Why use Quarto instead of R Markdown?

Most of the advanced functionality in R Markdown (like the book publishing format bookdown) needs to be installed as a separate package. In Quarto, most of this functionality is included natively.

This document was created in Quarto and published to RPubs, all from within RStudio

Tip

Start with Quarto Tutorial - A tutorial introducing the use of Quarto in RStudio with R.

R Markdown

Learn all about how to use R Markdown from an excellent tutorial from R Studio.

General Reproducible Research in R

Riffomanas Project

Riffomonas is a project by Pat Schloss, a microbiologist at the University of Michigan. The project teaches fundamental reproducible data analysis skills in R through a series of fantastic YouTube videos.
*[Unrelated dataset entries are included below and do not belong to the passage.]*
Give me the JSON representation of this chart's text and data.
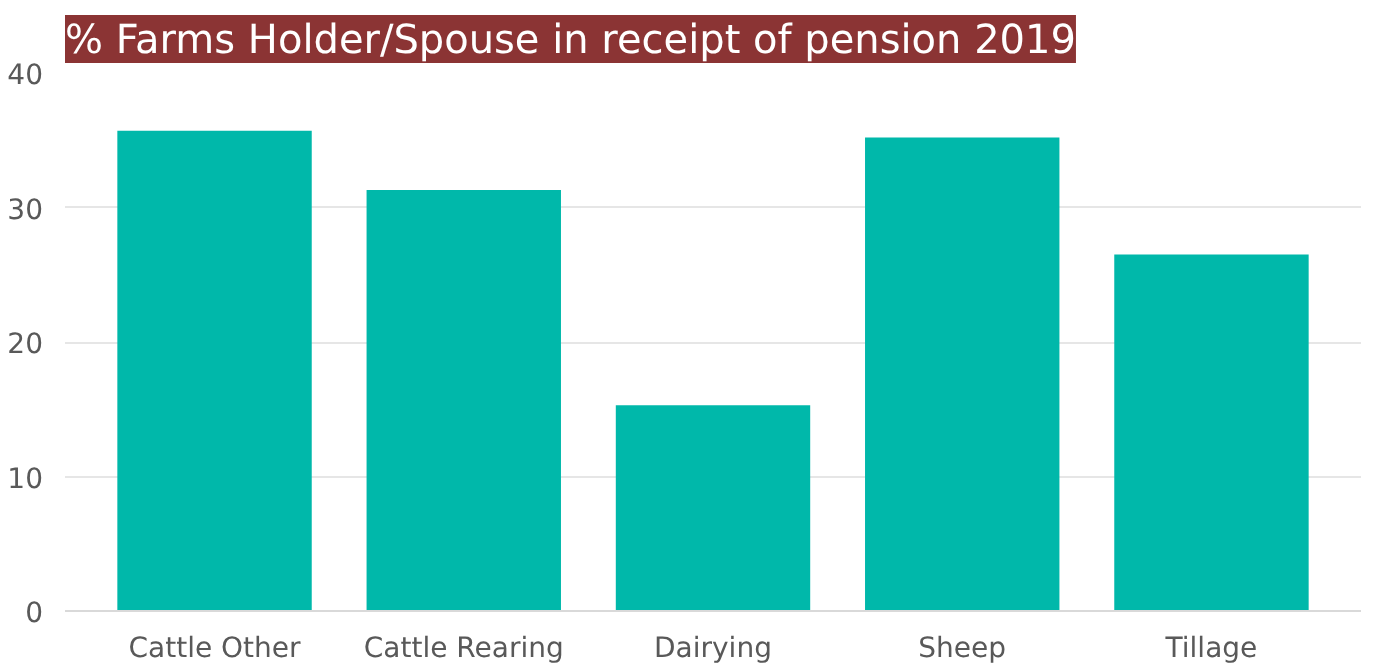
{
  "chart_data": {
    "type": "bar",
    "title": "% Farms Holder/Spouse in receipt of pension 2019",
    "categories": [
      "Cattle Other",
      "Cattle Rearing",
      "Dairying",
      "Sheep",
      "Tillage"
    ],
    "values": [
      35.7,
      31.3,
      15.3,
      35.2,
      26.5
    ],
    "color": "#00b8aa",
    "ylim": [
      0,
      40
    ],
    "yticks": [
      0,
      10,
      20,
      30,
      40
    ],
    "grid": "y"
  }
}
RStudio Education Training

RStudio has a number of excellent introductions to working with R in RStudio. Check out the RStudio Education Beginners Tutorials

In particular, I cannot recommend enough spending time reading R for Data Science. This is a free, web-based textbook, and is poorly named, it actually introduces the tidyverse, a collection of R packages that are designed for intuitive data cleaning, analysis, and visualization in R.

Resources

Cheatsheets

Quarto Markdown Syntax - Markdown syntax for Quarto (which is basically the same as R Markdown, with some additions).

R Markdown Cheat Sheet - a nice pdf cheatsheet of all the common R Markdown commands and arguments.i

All cheatsheets available in R - This list includes every cheatsheet available from RStudio.